Let $f:\mathbb{R}^{n} \to \mathbb{R}^{n}$ be a function of class $C^1$ and suppose that there is $k>0$ such that $$\Vert f(x) - f(y) \Vert \geq k \Vert x - y \Vert$$ for any $x,y \in \mathbb{R}^{n}$.
(a) Prove that $f$ is injective and $f(\mathbb{R}^{n})$ is closed.
(b) Prove that $f'$ is invertible.
(c) Prove that $f(\mathbb{R}^{n})$ is open. Conclude that $f$ is a $C^1$ diffeomorphism of $\mathbb{R}^{n}$.
My attempt.
(a) If $f(x) = f(y)$, then $\Vert x - y \Vert = 0$, that is, $x=y$. Take $(f(x_{n}))$ such that $f(x_{n}) \to p$. By hypothesis, $(x_{n})$ is Cauchy and by continuity, $f(x_{n}) \to f(q) = p$ where $x_{n} \to q$. Thus, $f(\mathbb{R}^{n})$ is closed.
(b) I dont know how to prove.
(c) I proved in a previous question that
if $f: U \to \mathbb{R}^{n}$ with $U \subset \mathbb{R}^{n}$ is $C^1$ with $\det Df \neq 0$, then $f$ is an open map.
Suppose (b), $f$ is an open map and, therefore, $f(\mathbb{R}^{n})$ is open. So, $f(\mathbb{R}^{n})$ is non-empty clopen set, that is, $f(\mathbb{R}^{n}) = \mathbb{R}^{n}$. By Inverse Function Theorem, $f$ is a local diffeomorphism.

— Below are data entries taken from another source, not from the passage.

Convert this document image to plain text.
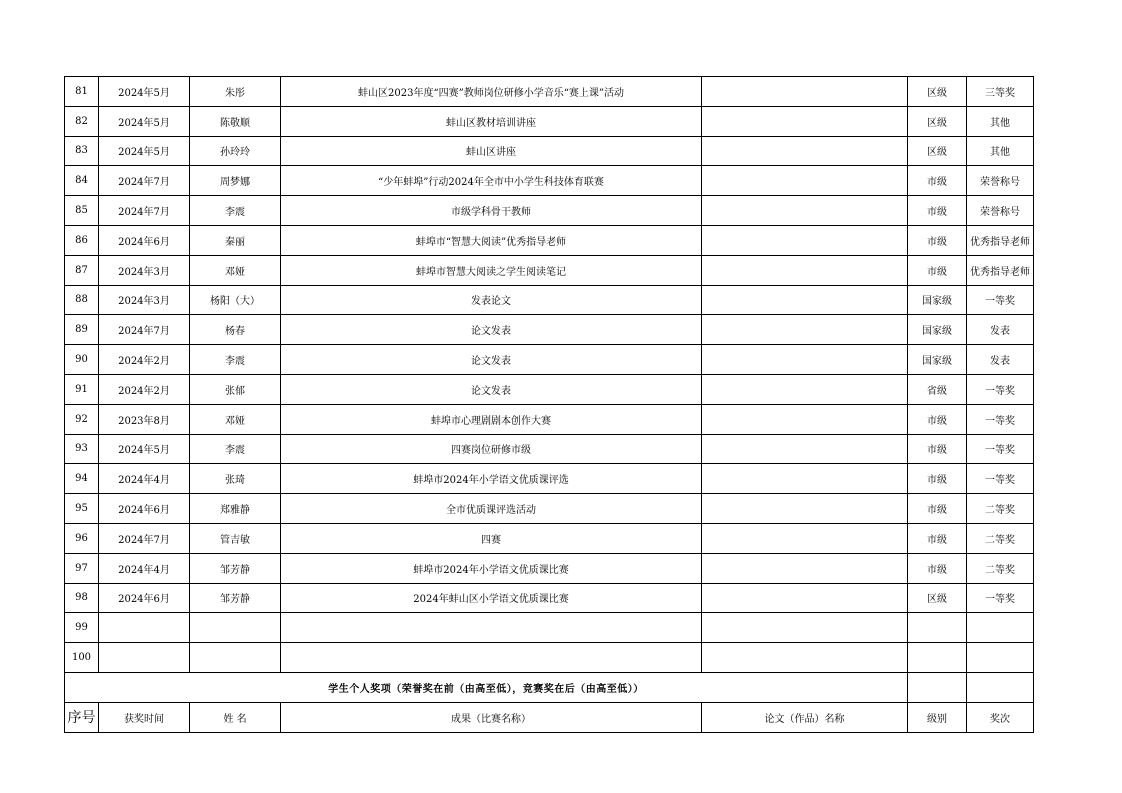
81	2024年5月	朱彤	蚌山区2023年度“四赛”教师岗位研修小学音乐“赛上课”活动		区级	三等奖
82	2024年5月	陈敬顺	蚌山区教材培训讲座		区级	其他
83	2024年5月	孙玲玲	蚌山区讲座		区级	其他
84	2024年7月	周梦娜	“少年蚌埠”行动2024年全市中小学生科技体育联赛		市级	荣誉称号
85	2024年7月	李震	市级学科骨干教师		市级	荣誉称号
86	2024年6月	秦丽	蚌埠市“智慧大阅读”优秀指导老师		市级	优秀指导老师
87	2024年3月	邓娅	蚌埠市智慧大阅读之学生阅读笔记		市级	优秀指导老师
88	2024年3月	杨阳（大）	发表论文		国家级	一等奖
89	2024年7月	杨春	论文发表		国家级	发表
90	2024年2月	李震	论文发表		国家级	发表
91	2024年2月	张郁	论文发表		省级	一等奖
92	2023年8月	邓娅	蚌埠市心理剧剧本创作大赛		市级	一等奖
93	2024年5月	李震	四赛岗位研修市级		市级	一等奖
94	2024年4月	张琦	蚌埠市2024年小学语文优质课评选		市级	一等奖
95	2024年6月	郑雅静	全市优质课评选活动		市级	二等奖
96	2024年7月	管吉敏	四赛		市级	二等奖
97	2024年4月	邹芳静	蚌埠市2024年小学语文优质课比赛		市级	二等奖
98	2024年6月	邹芳静	2024年蚌山区小学语文优质课比赛		区级	一等奖
99						
100						
学生个人奖项（荣誉奖在前（由高至低），竞赛奖在后（由高至低））						
序号	获奖时间	姓 名	成果（比赛名称）	论文（作品）名称	级别	奖次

Note that $f: \mathbb{R}^{n} \to \mathbb{R}^{n}$ is bijective and, since $f$ is a local diffeomorphism, $f^{-1}$ is differentiable for each $x$. Then $f$ is a $C^1$ diffeormorphism of $\mathbb{R}^{n}$.
Is (a) and (c) corrects? I need help with item (b).
Let $y\in \mathbb{R}^{n}\setminus\{0 \}$, $t\in\mathbb{R}$. Then by definition of $Df(x_0)$ $$\lim_{t\rightarrow0}\frac{\Vert{f(x_0+ty)-f(x_0)-Df(x_0)\cdot ty}\Vert}{\Vert ty\Vert}=0$$ Then:
$$\frac{\Vert{f(x_0+ty)-f(x_0)-Df\cdot ty}\Vert}{\Vert ty\Vert}\geq\frac{\Vert{f(x_0+ty)-f(x_0)\Vert-\Vert Df(x_0)\cdot ty}\Vert}{\Vert ty\Vert}\geq \frac{k\Vert ty \Vert-\Vert Df(x_0)\cdot ty\Vert}{\Vert ty \Vert}=k-\frac{\Vert Df(x_0) \cdot y \Vert}{\Vert y \Vert}$$
This leads to: $$0=\lim_{t\rightarrow0}\frac{\Vert{f(x_0+ty)-f(x_0)-Df(x_0)\cdot ty}\Vert}{\Vert ty\Vert}\geq\lim_{t\rightarrow0}k-\frac{\Vert Df(x_0) \cdot y \Vert}{\Vert y \Vert}=k-\frac{\Vert Df(x_0) \cdot y \Vert}{\Vert y \Vert}$$ $$\Rightarrow \Vert Df(x_0) \cdot y \Vert\geq k \Vert y \Vert >0$$
So $Df(x_0)$ is invertible.
(b) and (c) are correct.